A mathematical model of a system is an abstract description of that system that uses mathematical concepts. We want to take the systems in cybersecurity and create mathematical models of them in order to analyze the systems, make predictions of the system, derive information about the system, or other goals, depending on the system. This book is designed to give you the basic understanding of the mathematical concepts that are most relevant to designing models for cybersecurity models.
Cybersecurity is often about finding the needle in the needlestack. Finding that one bit that looks almost, but not quite like, everything else. In a network that can generate gigabytes of traffic a day, discovering that small amount of anomalous traffic that is associated with malware is a difficult proposition. Similarly, finding the one set of maliciously registered domains in the hundreds of million of domain names is not an easy process.
There are a wide variety of mathematical techniques that can be used to create methods to analyze cybersecurity data. These techniques are the underpinnings that essentially make it work. Statistics cares about the origin of the data, how it was collected, and what assumptions you can make about the data. Mathematical techniques, such as graph theory, are developed on the structure known as a graph, and work no matter what they are used to model. That is the beauty of math.
The point of this book is not to spend time going through proofs as to why the various mathematical techniques work, but rather to give an introduction into the areas themselves. Careful consideration was taken in the chapters to include the description of what things are and how they work, but to not overwhelm the reader with the why. The why is not always relevant to understanding the what or how. This book is designed for the cybersecurity analyst who wishes to create new techniques that have a secure foundation in math.
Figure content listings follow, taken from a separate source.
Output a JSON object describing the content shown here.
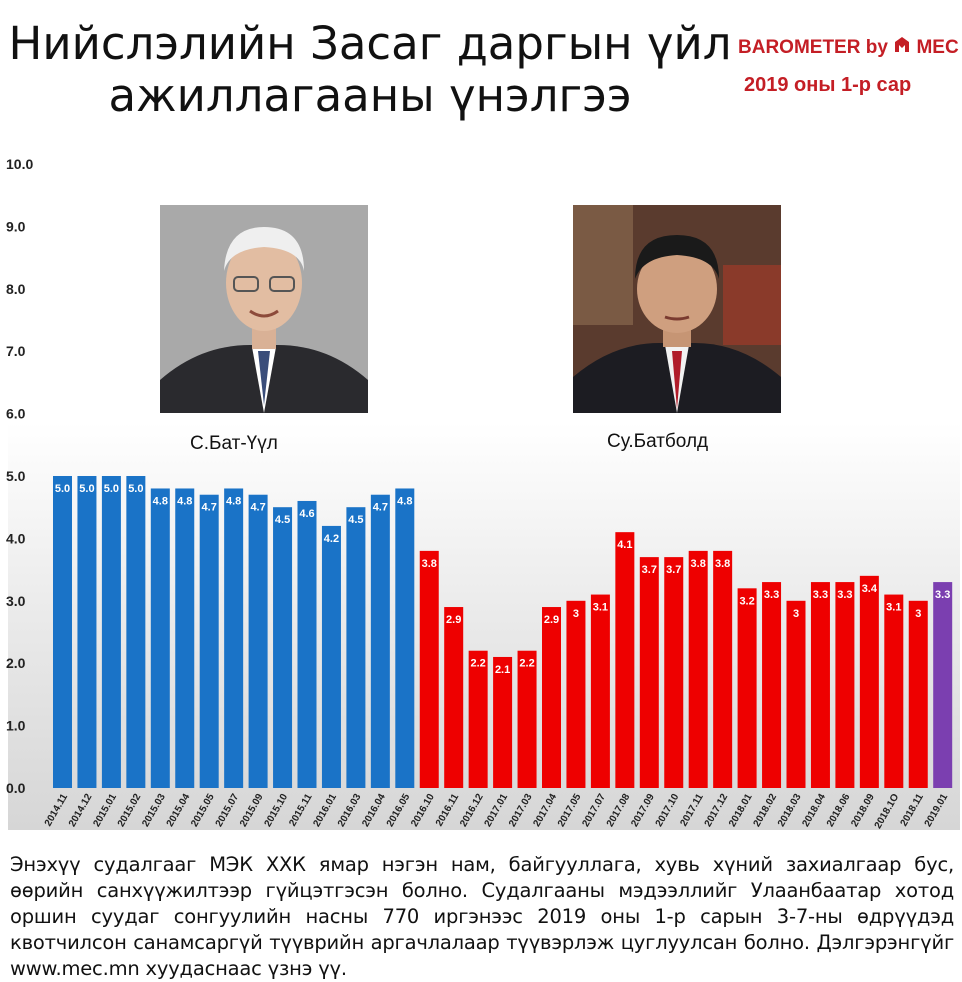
{
  "header": {
    "title_line1": "Нийслэлийн Засаг даргын үйл",
    "title_line2": "ажиллагааны үнэлгээ",
    "brand": "BAROMETER by",
    "brand_logo_text": "MEC",
    "period": "2019 оны 1-р сар"
  },
  "people": [
    {
      "name": "С.Бат-Үүл",
      "photo": "portrait-photo"
    },
    {
      "name": "Су.Батболд",
      "photo": "portrait-photo"
    }
  ],
  "footer": {
    "text": "Энэхүү судалгааг МЭК ХХК ямар нэгэн нам, байгууллага, хувь хүний захиалгаар бус, өөрийн санхүүжилтээр гүйцэтгэсэн болно. Судалгааны мэдээллийг Улаанбаатар хотод оршин суудаг сонгуулийн насны 770 иргэнээс 2019 оны 1-р сарын 3-7-ны өдрүүдэд квотчилсон санамсаргүй түүврийн аргачлалаар түүвэрлэж цуглуулсан болно. Дэлгэрэнгүйг www.mec.mn хуудаснаас үзнэ үү."
  },
  "colors": {
    "bat_uul": "#1a73c7",
    "batbold": "#ee0000",
    "latest": "#7b3fb0",
    "brand": "#c41e25"
  },
  "chart_data": {
    "type": "bar",
    "ylim": [
      0,
      10
    ],
    "yticks": [
      "0.0",
      "1.0",
      "2.0",
      "3.0",
      "4.0",
      "5.0",
      "6.0",
      "7.0",
      "8.0",
      "9.0",
      "10.0"
    ],
    "categories": [
      "2014.11",
      "2014.12",
      "2015.01",
      "2015.02",
      "2015.03",
      "2015.04",
      "2015.05",
      "2015.07",
      "2015.09",
      "2015.10",
      "2015.11",
      "2016.01",
      "2016.03",
      "2016.04",
      "2016.05",
      "2016.10",
      "2016.11",
      "2016.12",
      "2017.01",
      "2017.03",
      "2017.04",
      "2017.05",
      "2017.07",
      "2017.08",
      "2017.09",
      "2017.10",
      "2017.11",
      "2017.12",
      "2018.01",
      "2018.02",
      "2018.03",
      "2018.04",
      "2018.06",
      "2018.09",
      "2018.1O",
      "2018.11",
      "2019.01"
    ],
    "values": [
      5.0,
      5.0,
      5.0,
      5.0,
      4.8,
      4.8,
      4.7,
      4.8,
      4.7,
      4.5,
      4.6,
      4.2,
      4.5,
      4.7,
      4.8,
      3.8,
      2.9,
      2.2,
      2.1,
      2.2,
      2.9,
      3,
      3.1,
      4.1,
      3.7,
      3.7,
      3.8,
      3.8,
      3.2,
      3.3,
      3,
      3.3,
      3.3,
      3.4,
      3.1,
      3,
      3.3
    ],
    "labels": [
      "5.0",
      "5.0",
      "5.0",
      "5.0",
      "4.8",
      "4.8",
      "4.7",
      "4.8",
      "4.7",
      "4.5",
      "4.6",
      "4.2",
      "4.5",
      "4.7",
      "4.8",
      "3.8",
      "2.9",
      "2.2",
      "2.1",
      "2.2",
      "2.9",
      "3",
      "3.1",
      "4.1",
      "3.7",
      "3.7",
      "3.8",
      "3.8",
      "3.2",
      "3.3",
      "3",
      "3.3",
      "3.3",
      "3.4",
      "3.1",
      "3",
      "3.3"
    ],
    "bar_colors": [
      "bat_uul",
      "bat_uul",
      "bat_uul",
      "bat_uul",
      "bat_uul",
      "bat_uul",
      "bat_uul",
      "bat_uul",
      "bat_uul",
      "bat_uul",
      "bat_uul",
      "bat_uul",
      "bat_uul",
      "bat_uul",
      "bat_uul",
      "batbold",
      "batbold",
      "batbold",
      "batbold",
      "batbold",
      "batbold",
      "batbold",
      "batbold",
      "batbold",
      "batbold",
      "batbold",
      "batbold",
      "batbold",
      "batbold",
      "batbold",
      "batbold",
      "batbold",
      "batbold",
      "batbold",
      "batbold",
      "batbold",
      "latest"
    ],
    "grid": false,
    "legend": "none"
  }
}
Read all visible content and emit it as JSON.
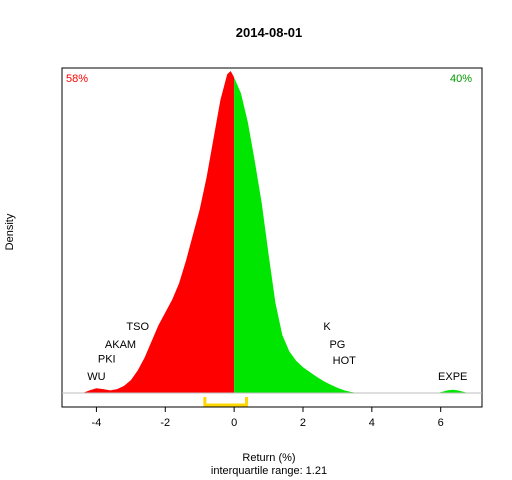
{
  "chart_data": {
    "type": "area",
    "title": "2014-08-01",
    "xlabel": "Return (%)",
    "ylabel": "Density",
    "subtitle": "interquartile range: 1.21",
    "xlim": [
      -5,
      7.2
    ],
    "ylim": [
      0,
      1
    ],
    "x_ticks": [
      -4,
      -2,
      0,
      2,
      4,
      6
    ],
    "x_tick_labels": [
      "-4",
      "-2",
      "0",
      "2",
      "4",
      "6"
    ],
    "split_at": 0,
    "negative_share": "58%",
    "positive_share": "40%",
    "colors": {
      "negative": "#ff0000",
      "positive": "#00e600",
      "iqr": "#ffd700",
      "baseline": "#bebebe"
    },
    "density": {
      "x": [
        -4.4,
        -4.2,
        -4.0,
        -3.8,
        -3.6,
        -3.4,
        -3.2,
        -3.0,
        -2.8,
        -2.6,
        -2.4,
        -2.2,
        -2.0,
        -1.8,
        -1.6,
        -1.4,
        -1.2,
        -1.0,
        -0.8,
        -0.6,
        -0.4,
        -0.2,
        -0.1,
        0.0,
        0.1,
        0.2,
        0.4,
        0.6,
        0.8,
        1.0,
        1.2,
        1.4,
        1.6,
        1.8,
        2.0,
        2.2,
        2.4,
        2.6,
        2.8,
        3.0,
        3.2,
        3.4,
        3.6,
        3.8,
        4.0,
        4.2
      ],
      "y": [
        0.0,
        0.008,
        0.015,
        0.012,
        0.008,
        0.012,
        0.022,
        0.04,
        0.07,
        0.11,
        0.16,
        0.21,
        0.25,
        0.29,
        0.34,
        0.41,
        0.49,
        0.57,
        0.67,
        0.79,
        0.91,
        0.99,
        1.0,
        0.98,
        0.955,
        0.93,
        0.84,
        0.72,
        0.59,
        0.43,
        0.28,
        0.18,
        0.13,
        0.1,
        0.08,
        0.065,
        0.05,
        0.037,
        0.026,
        0.016,
        0.008,
        0.003,
        0.0,
        0.0,
        0.0,
        0.0
      ]
    },
    "outlier_bump": {
      "x": [
        5.9,
        6.05,
        6.2,
        6.35,
        6.5,
        6.65,
        6.8
      ],
      "y": [
        0.0,
        0.004,
        0.008,
        0.01,
        0.008,
        0.004,
        0.0
      ]
    },
    "iqr": [
      -0.85,
      0.36
    ],
    "annotations": [
      {
        "text": "TSO",
        "x": -2.8,
        "y": 0.195
      },
      {
        "text": "AKAM",
        "x": -3.3,
        "y": 0.14
      },
      {
        "text": "PKI",
        "x": -3.7,
        "y": 0.095
      },
      {
        "text": "WU",
        "x": -4.0,
        "y": 0.04
      },
      {
        "text": "K",
        "x": 2.7,
        "y": 0.195
      },
      {
        "text": "PG",
        "x": 3.0,
        "y": 0.14
      },
      {
        "text": "HOT",
        "x": 3.2,
        "y": 0.09
      },
      {
        "text": "EXPE",
        "x": 6.35,
        "y": 0.04
      }
    ]
  }
}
The content is designed to cover various areas that are used in cybersecurity today, to give the reader a firm basis in understanding how they can be applied in creating new analysis methods as well as to enable the reader to achieve greater understanding of current methods. The reader is expected to have studied calculus in order to understand the concepts in the book.
Chapter 2
Metrics, similarity, and sets
Abstract
In this chapter we cover an introduction to set theory, with common operations such as subset, intersection, union, set difference, complement and symmetric difference with examples from cybersecurity data. Set functions are also discussed, which leads us directly to the definition of a metric. We cover the variations of metric, including pseudometric, quasimetric, and semimetric. Similarities are also discussed. We then illustrate the metric on various sets, including strings, sets, Internet and cybersecurity specific metrics.
Keywords
Sets; Set operations; Functions; Metric; Similarity
The human eye can discern differences between two objects, but cannot necessarily quantify that difference. For example, a red apple and a green apple are obviously different, but still similar in that they are both apples. If we consider a red apple and a computer, they are obviously completely different. We can only say similar but different or obviously different.